I just met him for a few days,

Yet I feel funny in these ways.

He isn't like other guys, not at all,

I don't think he is 'the one', but yet I do.

Every touch with him there isn't a big spark,

But I always think of him after we part.

And when I think of him I have those sparks,

That's when I know that he is - different.

Maybe I'm just used to my fragile heart in love,

Falling for guys (should I say) at first sight.

A single electrical touch - a flock of doves,

My heart is too easily set flight.

Through hardships I've learnt something new,

Not to fall too easily for guys.

This guy, however, I know is one of the few,

I want him so bad, but I have to be wise.

Dark eyes & hair, with matching jett glasses.

He is embedded in my mind, it never passes.

Dashing smile and tender voice,

His kind actions and heart, such a perfect boy.

But... even then there are boundaries here,

It is the time separating us, I fear.

Horrible heartbreaking horoscope predictions,

Even his unknown story to me.

Year ends with an unknown ill-fated love life,

And imagining the life of loving someone.

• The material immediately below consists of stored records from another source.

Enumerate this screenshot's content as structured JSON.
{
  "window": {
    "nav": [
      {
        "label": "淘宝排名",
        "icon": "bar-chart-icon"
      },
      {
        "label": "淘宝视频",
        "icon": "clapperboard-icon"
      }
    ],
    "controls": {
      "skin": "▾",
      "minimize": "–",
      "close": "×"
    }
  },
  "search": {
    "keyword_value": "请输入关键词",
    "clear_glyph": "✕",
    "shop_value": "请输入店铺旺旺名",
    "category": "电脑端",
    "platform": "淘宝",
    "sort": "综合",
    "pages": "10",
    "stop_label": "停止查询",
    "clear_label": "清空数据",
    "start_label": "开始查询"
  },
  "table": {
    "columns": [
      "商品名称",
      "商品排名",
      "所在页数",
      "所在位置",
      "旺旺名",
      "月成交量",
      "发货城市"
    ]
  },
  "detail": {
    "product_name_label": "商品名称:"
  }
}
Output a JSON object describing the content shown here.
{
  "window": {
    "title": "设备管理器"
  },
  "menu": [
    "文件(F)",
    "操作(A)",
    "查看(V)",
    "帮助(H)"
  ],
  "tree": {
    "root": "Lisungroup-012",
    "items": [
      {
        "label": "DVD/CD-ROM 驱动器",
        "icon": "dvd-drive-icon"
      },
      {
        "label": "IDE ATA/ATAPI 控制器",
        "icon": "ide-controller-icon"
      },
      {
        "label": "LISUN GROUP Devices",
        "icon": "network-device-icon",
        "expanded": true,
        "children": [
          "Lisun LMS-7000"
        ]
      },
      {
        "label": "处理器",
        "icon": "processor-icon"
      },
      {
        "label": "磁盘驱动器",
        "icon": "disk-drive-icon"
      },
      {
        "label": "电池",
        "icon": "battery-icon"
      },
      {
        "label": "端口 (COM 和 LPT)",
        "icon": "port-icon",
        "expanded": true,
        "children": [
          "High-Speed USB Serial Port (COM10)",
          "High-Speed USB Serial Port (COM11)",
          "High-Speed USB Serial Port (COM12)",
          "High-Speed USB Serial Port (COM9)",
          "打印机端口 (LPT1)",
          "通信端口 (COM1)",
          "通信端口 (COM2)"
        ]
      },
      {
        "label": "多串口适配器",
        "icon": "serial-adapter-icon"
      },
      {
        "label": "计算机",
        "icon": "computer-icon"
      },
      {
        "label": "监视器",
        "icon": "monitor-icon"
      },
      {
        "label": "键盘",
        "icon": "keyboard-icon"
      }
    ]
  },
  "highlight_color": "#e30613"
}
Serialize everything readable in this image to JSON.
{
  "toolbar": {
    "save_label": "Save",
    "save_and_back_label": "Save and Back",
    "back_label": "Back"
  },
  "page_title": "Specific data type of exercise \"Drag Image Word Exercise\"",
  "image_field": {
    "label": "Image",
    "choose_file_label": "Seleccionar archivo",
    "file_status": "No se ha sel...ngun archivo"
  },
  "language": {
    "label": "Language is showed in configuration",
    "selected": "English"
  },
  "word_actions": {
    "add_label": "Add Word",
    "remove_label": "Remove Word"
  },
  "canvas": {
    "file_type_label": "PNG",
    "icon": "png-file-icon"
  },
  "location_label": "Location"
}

His tender voice calling me babe and wife.

Yet I haven't confessed, his heart still not won.

I talk with him over a screen,

I resist the urge to send how I truly feel.

But I am always drawn to that urging beam,

Wrapping him in an embrace seems so real.

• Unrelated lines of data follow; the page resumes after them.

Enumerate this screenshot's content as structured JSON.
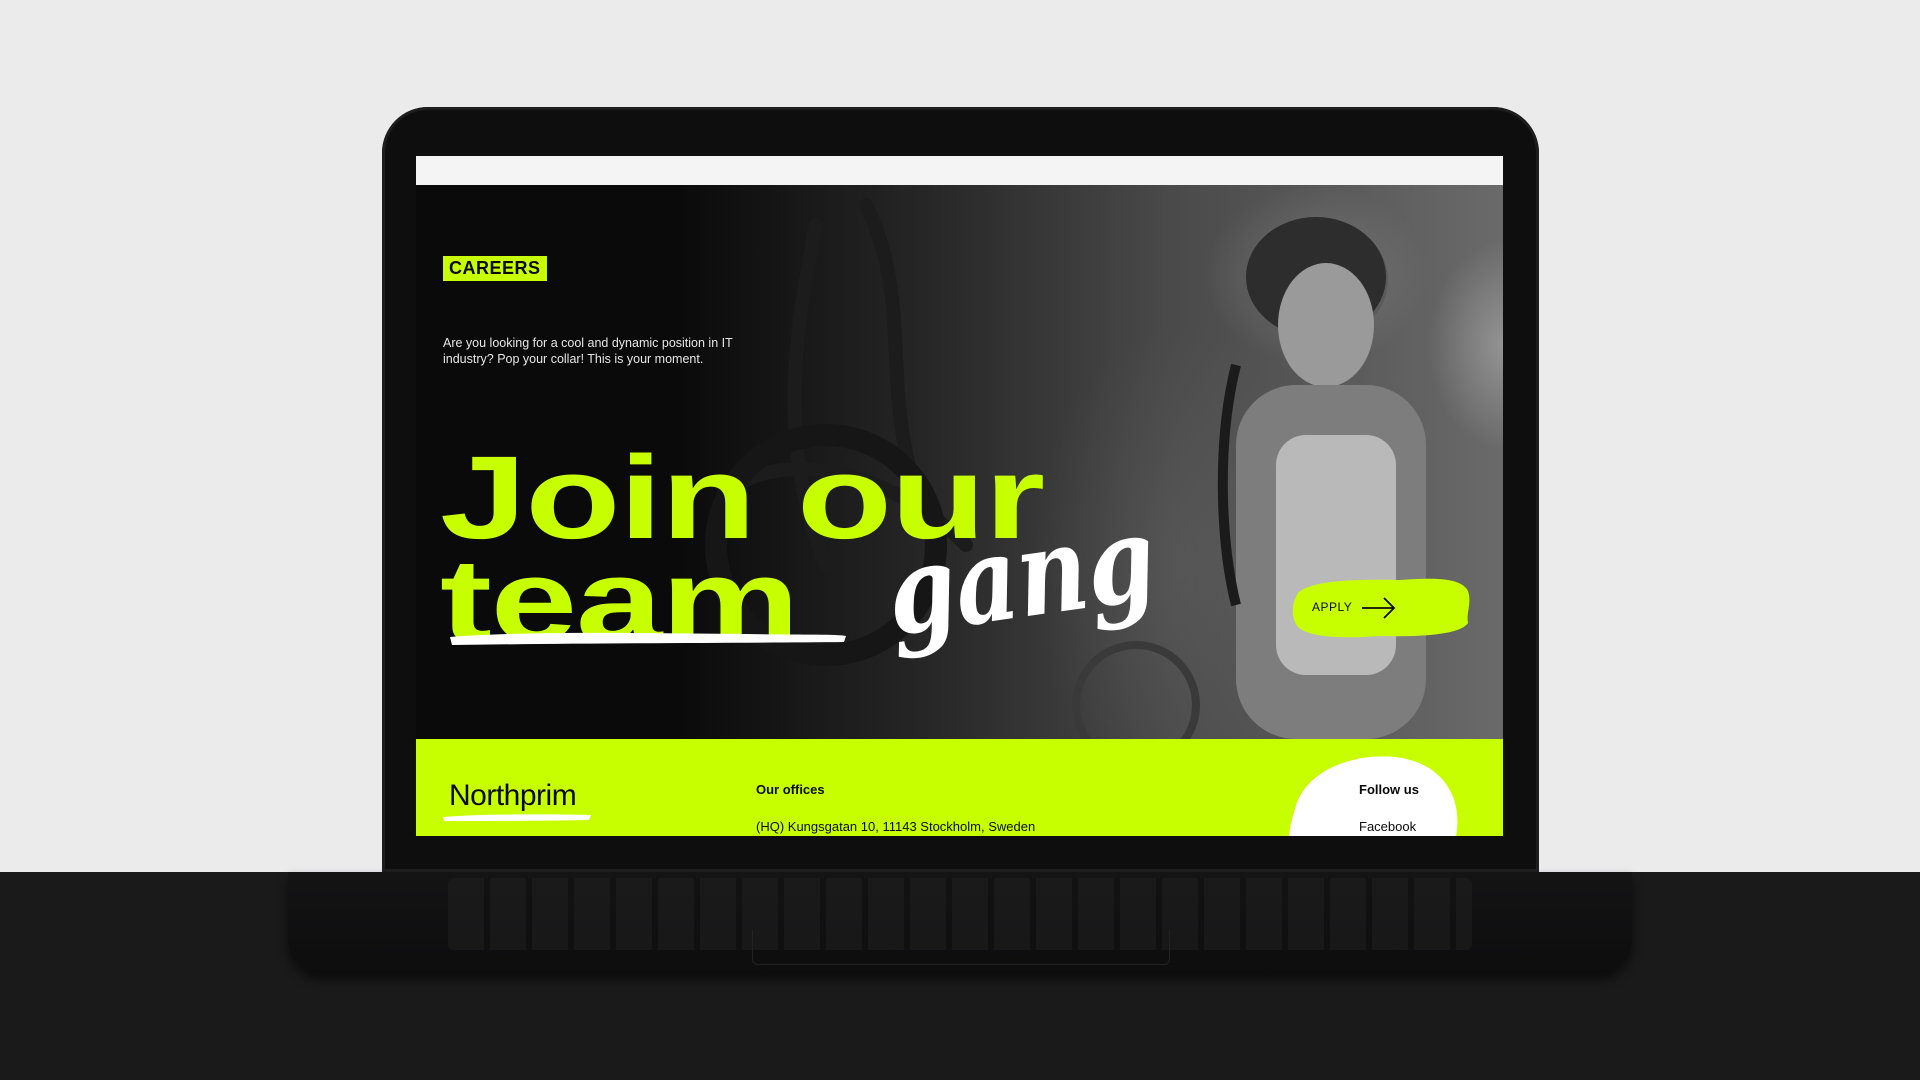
{
  "colors": {
    "accent": "#c8ff00",
    "background": "#0a0a0a",
    "text_light": "#ffffff"
  },
  "hero": {
    "tag": "CAREERS",
    "intro": "Are you looking for a cool and dynamic position in IT industry? Pop your collar! This is your moment.",
    "headline_line1": "Join our",
    "headline_struck": "team",
    "headline_script": "gang",
    "apply_label": "APPLY",
    "apply_icon": "arrow-right-icon"
  },
  "footer": {
    "logo": "Northprim",
    "offices_title": "Our offices",
    "offices_address": "(HQ) Kungsgatan 10, 11143 Stockholm, Sweden",
    "follow_title": "Follow us",
    "follow_links": [
      "Facebook"
    ]
  }
}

I dare to say Soulmates are made and not fated.

Regardless of everything I'm daring to give it a try,

To step over my fears and be with him, to even just give it a try.

By Lucinda Melrose

Created: 2019

Edited and Published: 1st January 2020

HAPPPY NEW YEAR FELLOW READERS AROUND THE WORLD!!!

On we go into the wonders of a new year,

A new decade, dissolve away all the old fear.

I'm curious to know what 2020 has in stall for me?

2019 problems and anxiety, bye bye, I'm free!